METABOLOMIC SIGNATURE OF SHORT-TERM LOW ENERGY AVAILABILITY

Author(s): NUSSER, V., MURPHY, C., WASSERFURTH, P., KOEHLER, K., Institution: TECHNICAL UNIVERSITY OF MUNICH, Country: GERMANY, Abstract-ID: 2556

INTRODUCTION:
The impact of low energy availability (LEA) on metabolic processes has been widely documented in the literature, with notable alterations observed in various metabolic, endocrine and physiological pathways, e.g., sex hormones as well as indicators of bone and iron metabolism. However, a comprehensive understanding of the metabolic perturbations associated with LEA remains elusive.
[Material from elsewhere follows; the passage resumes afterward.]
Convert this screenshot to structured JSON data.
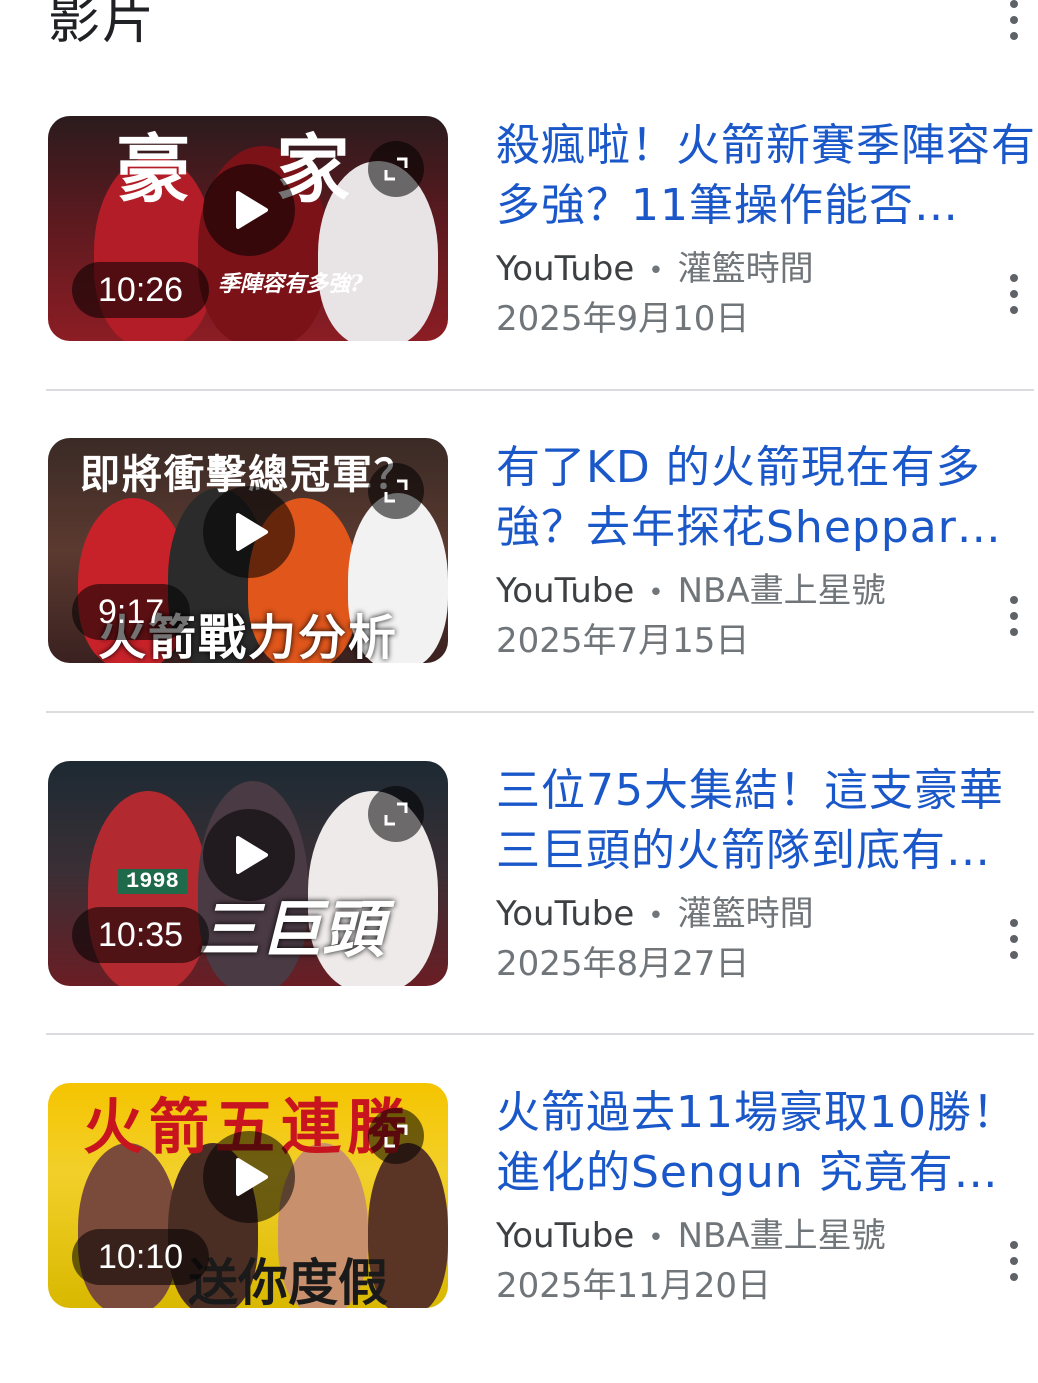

Metabolomics, capable of analyzing a vast array of metabolites at once, provides a unique opportunity to uncover the potentially complex metabolic signature of LEA, which holds promise for improved detection and characterization of LEA status.
METHODS:
In this study, we employed nuclear magnetic resonance-based metabolomics to quantify 250 metabolites and metabolite ratios in post-intervention blood samples obtained following short-term exposure to LEA (15 kcal/kg fat-free mass (FFM)/day) and normal EA as control (CON; 40 kcal/kg FFM/day). Blood samples utilized in our analysis were sourced from two larger crossover design studies (n=13, 85% males, aged 23.2±3.5 years), one of which involved daily aerobic exercise across both conditions, expending 15 kcal/kg FFM/day. We used generalized estimating equations to evaluate the effects of LEA on metabolite concentrations, while employing multiple logistic regression to predict LEA status based on metabolic profiles.
RESULTS:
We observed significant condition effects in 120 out of 250 metabolites, independent of exercise. Notably, triglycerides (LEA vs. CON: 0.63±0.20 vs. 0.99±0.44 mmol/L, adjusted p<0.05), fatty acids (9.22±1.38 vs. 10.65±2.51 mmol/L, adjusted p<0.05), ketone bodies (0.30±0.25 vs. 0.03±0.02 mmol/L, adjusted p<.001) and very-low density lipoprotein (VLDL) sub-classes (adjusted p<0.05) exhibited significant differences. Furthermore, the stepwise inclusion of these variables into a logistic regression model demonstrated their ability in predicting LEA status (LEA ~ Acetoacetate + Total triglycerides + Ratio of saturated fatty acids to total fatty acids, AIC=18.3, p<.001).
CONCLUSION:
Our analysis revealed significant group differences across a broad spectrum of metabolites, indicative of a transition towards increased fat utilization, ketosis, VLDL lipolysis and lipid transfer to high-density lipoprotein particles. These findings underscore the potential of metabolomics for identifying the metabolic signature of LEA, which may in turn be used to identify individuals currently exposed to LEA.